Chang-nom was my first typhoon, which is the Pacific Ocean term for Hurricane. One of the neatest takeaways from the experience was actually tracking the storm on the radar map, because for as much as it feels that I live in China every day (the unmarked white van full of men snapping photos of me this morning being a prime example of this country), I rarely wonder where exactly I am in the world. It had already been raining the entire month of June, and July really, so this weekend’s storm, aside from the gusting winds didn’t actually seem out of the ordinary. I spent most of it indoors, like I have been spending the majority of my time, partially because the humidity is borderline unbearable during these months. Seeing the streets of Shanghai nearly deserted, since everyone seemed to have heeded the warning, was sort of beautiful in its own way.

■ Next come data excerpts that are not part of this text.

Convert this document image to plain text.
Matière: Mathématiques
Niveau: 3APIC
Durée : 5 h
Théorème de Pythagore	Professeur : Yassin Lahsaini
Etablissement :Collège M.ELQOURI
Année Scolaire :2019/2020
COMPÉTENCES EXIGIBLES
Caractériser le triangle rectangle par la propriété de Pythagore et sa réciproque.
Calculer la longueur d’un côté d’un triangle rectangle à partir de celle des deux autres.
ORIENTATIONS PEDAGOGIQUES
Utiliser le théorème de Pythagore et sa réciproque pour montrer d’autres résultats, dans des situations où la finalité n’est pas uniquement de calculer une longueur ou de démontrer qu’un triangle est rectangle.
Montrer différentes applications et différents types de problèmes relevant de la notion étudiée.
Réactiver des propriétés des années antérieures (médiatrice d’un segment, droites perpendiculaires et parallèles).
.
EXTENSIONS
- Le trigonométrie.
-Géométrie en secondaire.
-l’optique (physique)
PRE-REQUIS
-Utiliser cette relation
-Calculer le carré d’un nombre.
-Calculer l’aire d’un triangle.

Yes, despite all warnings against it, I did go out to run errands, partially out of cabin fever, partially to avoid the lines at China Mobile, and partially because a dear friend was leaving (actually hoping and praying that her plane wouldn’t get delayed since she, well she didn’t quite like China) and we couldn’t let her go without a proper good-bye.
- Make sure you get enough water. Seems like this would be obvious, but in China, things like staying hydrated are a bit harder. We can’t drink the tap water, and as a result are constantly dehydrated. I bought three giant jugs of Nongfu spring and went through two of them in two days.
- Read a book. Everyone is indoors trying (and failing) to get onto Netflix, so the Internet probably doesn’t work.
- Don’t go outside.. unless you want Hong Kong Milk Tea.
- Find some ways to keep your feet dry.. because you probably left your rain boots back home. I brought so few shoes with me to China because shoes are heavy and they take up a lot of luggage space. My rain boots were the first casualty. During my walk, my shoes got entirely soaked through, but as a result, I stopped avoiding puddles and boldly waded through them.
- Find some ways to commiserate with people who are outside. It’s easy to complain about a hurricane as you sit comfortably on the couch, wiping Doritos grease off your fingers, but there were countless people who actually had to work through the storm in unconditioned, cramped Shanghai stalls. It was nice sharing those moment of misery, with grouchy complains about the wind (风很多!) or about the state of the weather in general (今天的天气这么糟糕！！)
- Call mom. “Yes, mom, I’m alive. No, mom, the hurricane isn’t that bad. No, I won’t die while abroad. Yes, I love you. I’ll call if I’m floating on a raft down the street. Yes, I have enough water. No, please don’t fly to Shanghai to save me. Okay, I love you too. Bye!”